Solberg Hall gets new lease on life; reconstruction started April 26


A celebration marking the start of the reconstruction of Solberg Hall on the SDSU campus began at 2:45 p.m. on Friday, April 26.

Speakers for the program included SDSU President Peggy Gordon Miller, SDSU Dean of Engineering Lewis Brown, SDSU Engineering Technology and Management Department head Reza Maleki, Solberg family representative Barbara Murphy, SDSU Foundation Vice Chair Alan Tuntland and SDSU Foundation Development Committee Chair Jerome Lohr.

Private gifts of $3.93 million dollars received through the SDSU Foundation are being used to fund the reconstruction project. The 101 year old building has been closed since November of 1998 when a structural analysis done by an engineering firm determined the building’s wood frame interior was inadequate to support current uses.

The new Solberg Hall will house SDSU’s engineering technology programs. In addition to classrooms, offices and laboratories, the reconstruction work will also add a three story elevator and stairs on the north side of Solberg Hall.

The reconstruction of Solberg Hall is exciting for SDSU’s engineering faculty.

“It was a very sad day when the doors were locked up and Solberg was sealed off,” Dean of Engineering Lewis Brown said. He recalled memories of taking classes in Solberg as a student and as a professor teaching classes in the historic building where Stephen F. Briggs developed the idea for the single cylinder internal combustion gasoline engine.

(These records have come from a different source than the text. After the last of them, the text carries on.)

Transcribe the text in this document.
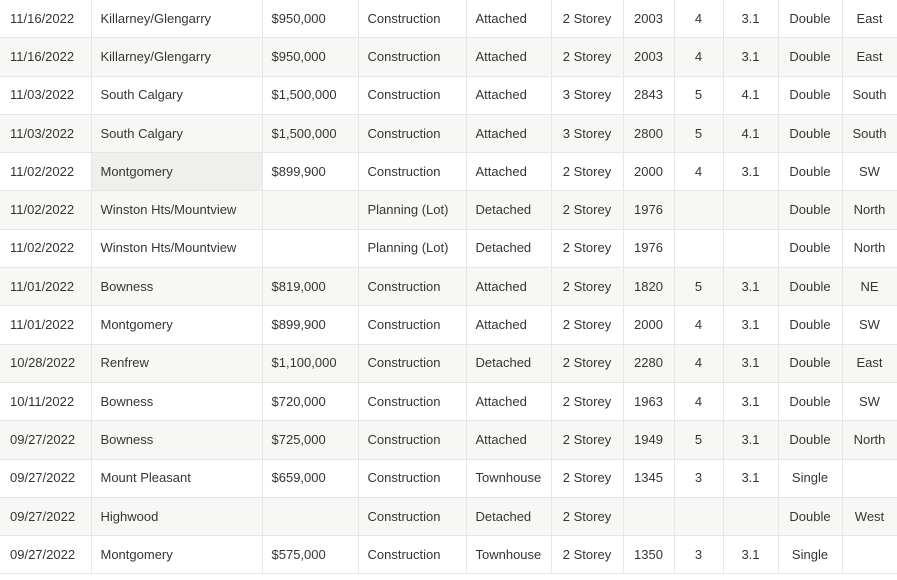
11/16/2022	Killarney/Glengarry	$950,000	Construction	Attached	2 Storey	2003	4	3.1	Double	East	
11/16/2022	Killarney/Glengarry	$950,000	Construction	Attached	2 Storey	2003	4	3.1	Double	East	
11/03/2022	South Calgary	$1,500,000	Construction	Attached	3 Storey	2843	5	4.1	Double	South	
11/03/2022	South Calgary	$1,500,000	Construction	Attached	3 Storey	2800	5	4.1	Double	South	
11/02/2022	Montgomery	$899,900	Construction	Attached	2 Storey	2000	4	3.1	Double	SW	
11/02/2022	Winston Hts/Mountview		Planning (Lot)	Detached	2 Storey	1976			Double	North	
11/02/2022	Winston Hts/Mountview		Planning (Lot)	Detached	2 Storey	1976			Double	North	
11/01/2022	Bowness	$819,000	Construction	Attached	2 Storey	1820	5	3.1	Double	NE	
11/01/2022	Montgomery	$899,900	Construction	Attached	2 Storey	2000	4	3.1	Double	SW	
10/28/2022	Renfrew	$1,100,000	Construction	Detached	2 Storey	2280	4	3.1	Double	East	
10/11/2022	Bowness	$720,000	Construction	Attached	2 Storey	1963	4	3.1	Double	SW	
09/27/2022	Bowness	$725,000	Construction	Attached	2 Storey	1949	5	3.1	Double	North	
09/27/2022	Mount Pleasant	$659,000	Construction	Townhouse	2 Storey	1345	3	3.1	Single		
09/27/2022	Highwood		Construction	Detached	2 Storey				Double	West	
09/27/2022	Montgomery	$575,000	Construction	Townhouse	2 Storey	1350	3	3.1	Single		
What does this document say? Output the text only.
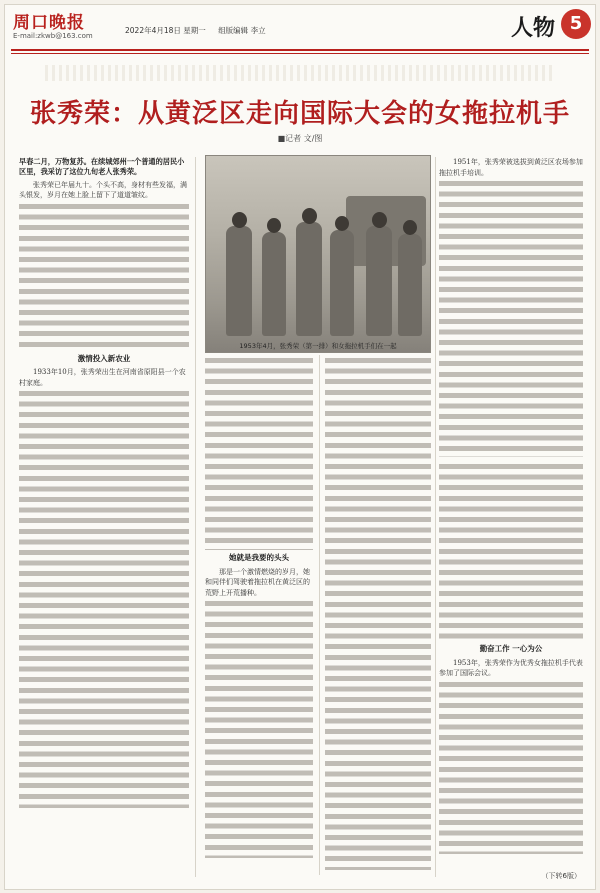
周口晚报
E-mail:zkwb@163.com
2022年4月18日 星期一 组版编辑 李立	人物 5
张秀荣：从黄泛区走向国际大会的女拖拉机手
■记者 文/图

早春二月，万物复苏。在续城郊州一个普通的居民小区里，我采访了这位九旬老人张秀荣。

张秀荣已年届九十。个头不高，身材有些发福，满头银发，岁月在她上脸上留下了道道皱纹。

激情投入新农业

1933年10月，张秀荣出生在河南省原阳县一个农村家庭。

1953年4月，张秀荣（第一排）和女拖拉机手们在一起

1951年，张秀荣被选拔到黄泛区农场参加拖拉机手培训。

她就是我要的头头

那是一个激情燃烧的岁月，她和同伴们驾驶着拖拉机在黄泛区的荒野上开荒播种。

勤奋工作 一心为公

1953年，张秀荣作为优秀女拖拉机手代表参加了国际会议。

（下转6版）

“One of the things I enjoyed of teaching in Solberg Hall is that it is where thousands of engineering students had taken courses over the past 100 years. One the first day of classes, I would tell students about the history of Solberg Hall and all the successful people who sat in the same classroom and them to dream what you could become yourself,” Brown said.

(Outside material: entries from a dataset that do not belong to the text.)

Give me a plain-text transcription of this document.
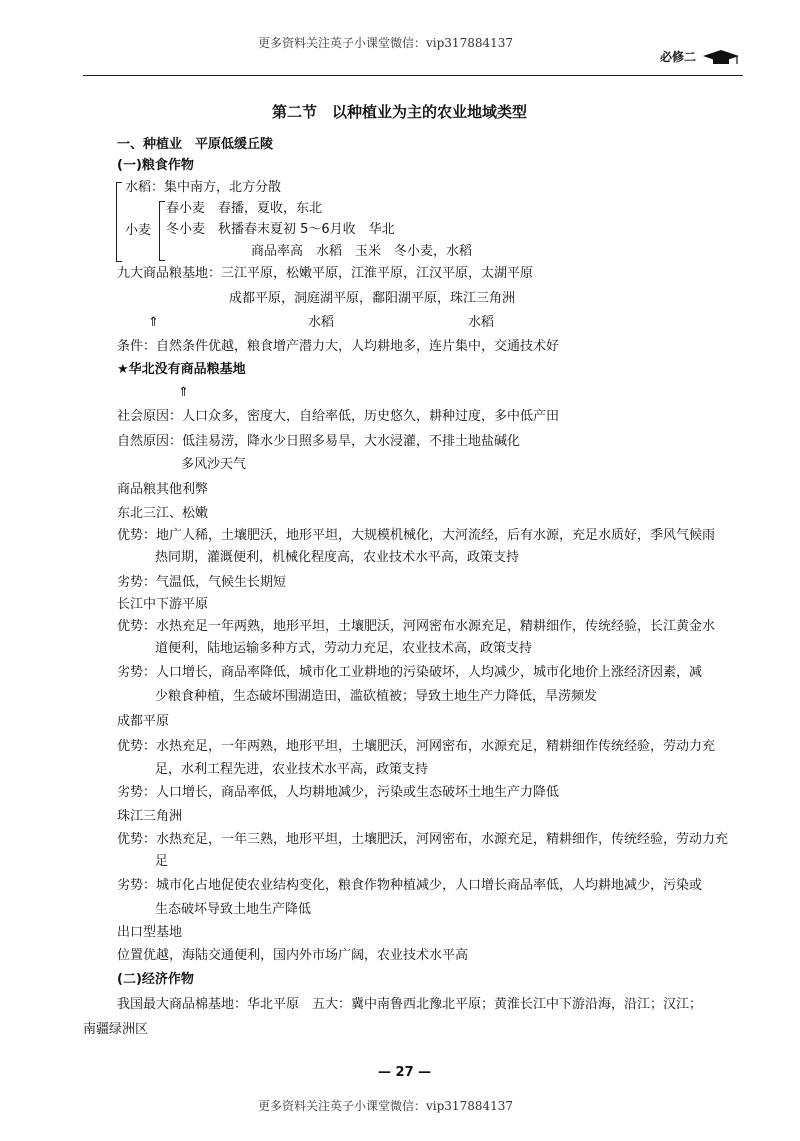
更多资料关注英子小课堂微信：vip317884137
必修二
第二节　以种植业为主的农业地域类型
一、种植业　平原低缓丘陵
(一)粮食作物
水稻：集中南方，北方分散
小麦
春小麦　春播，夏收，东北
冬小麦　秋播春末夏初 5～6月收　华北
商品率高　水稻　玉米　冬小麦，水稻
九大商品粮基地：三江平原，松嫩平原，江淮平原，江汉平原，太湖平原
成都平原，洞庭湖平原，鄱阳湖平原，珠江三角洲
⇑	水稻	水稻
条件：自然条件优越，粮食增产潜力大，人均耕地多，连片集中，交通技术好
★华北没有商品粮基地
⇑
社会原因：人口众多，密度大，自给率低，历史悠久，耕种过度，多中低产田
自然原因：低洼易涝，降水少日照多易旱，大水浸灌，不排土地盐碱化
多风沙天气
商品粮其他利弊
东北三江、松嫩
优势：地广人稀，土壤肥沃，地形平坦，大规模机械化，大河流经，后有水源，充足水质好，季风气候雨
热同期，灌溉便利，机械化程度高，农业技术水平高，政策支持
劣势：气温低，气候生长期短
长江中下游平原
优势：水热充足一年两熟，地形平坦，土壤肥沃，河网密布水源充足，精耕细作，传统经验，长江黄金水
道便利，陆地运输多种方式，劳动力充足，农业技术高，政策支持
劣势：人口增长，商品率降低，城市化工业耕地的污染破坏，人均减少，城市化地价上涨经济因素，减
少粮食种植，生态破坏围湖造田，滥砍植被；导致土地生产力降低，旱涝频发
成都平原
优势：水热充足，一年两熟，地形平坦，土壤肥沃，河网密布，水源充足，精耕细作传统经验，劳动力充
足，水利工程先进，农业技术水平高，政策支持
劣势：人口增长，商品率低，人均耕地减少，污染或生态破坏土地生产力降低
珠江三角洲
优势：水热充足，一年三熟，地形平坦，土壤肥沃，河网密布，水源充足，精耕细作，传统经验，劳动力充
足
劣势：城市化占地促使农业结构变化，粮食作物种植减少，人口增长商品率低，人均耕地减少，污染或
生态破坏导致土地生产降低
出口型基地
位置优越，海陆交通便利，国内外市场广阔，农业技术水平高
(二)经济作物
我国最大商品棉基地：华北平原　五大：冀中南鲁西北豫北平原；黄淮长江中下游沿海，沿江；汉江；
南疆绿洲区
— 27 —
更多资料关注英子小课堂微信：vip317884137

For the SDSU Engineering Technology and Management Department, the renewed hall will provide their programs a centralized location.

“Currently, staff, faculty, classrooms and laboratories are located in six different locations. When completed the new facilities and equipment will house all faculty and support offices as well as the majority of the laboratories,” said department head Reza Maleki.

Reconstruction on SDSU’s second oldest building is to be completed in about 18 months. The project marks the first time the state of South Dakota has agreed to lease a building to the SDSU foundation for a complete renovation of the inside of the building. Upon completion, Solberg Hall will be returned to the state.

Professor Halvor Christian Solberg, who introduced the mechanical engineering program at SDSU, directed the construction of Solberg in 1901. The building was originally called the Physics and Engineering Building but was renamed Solberg Hall in 1966.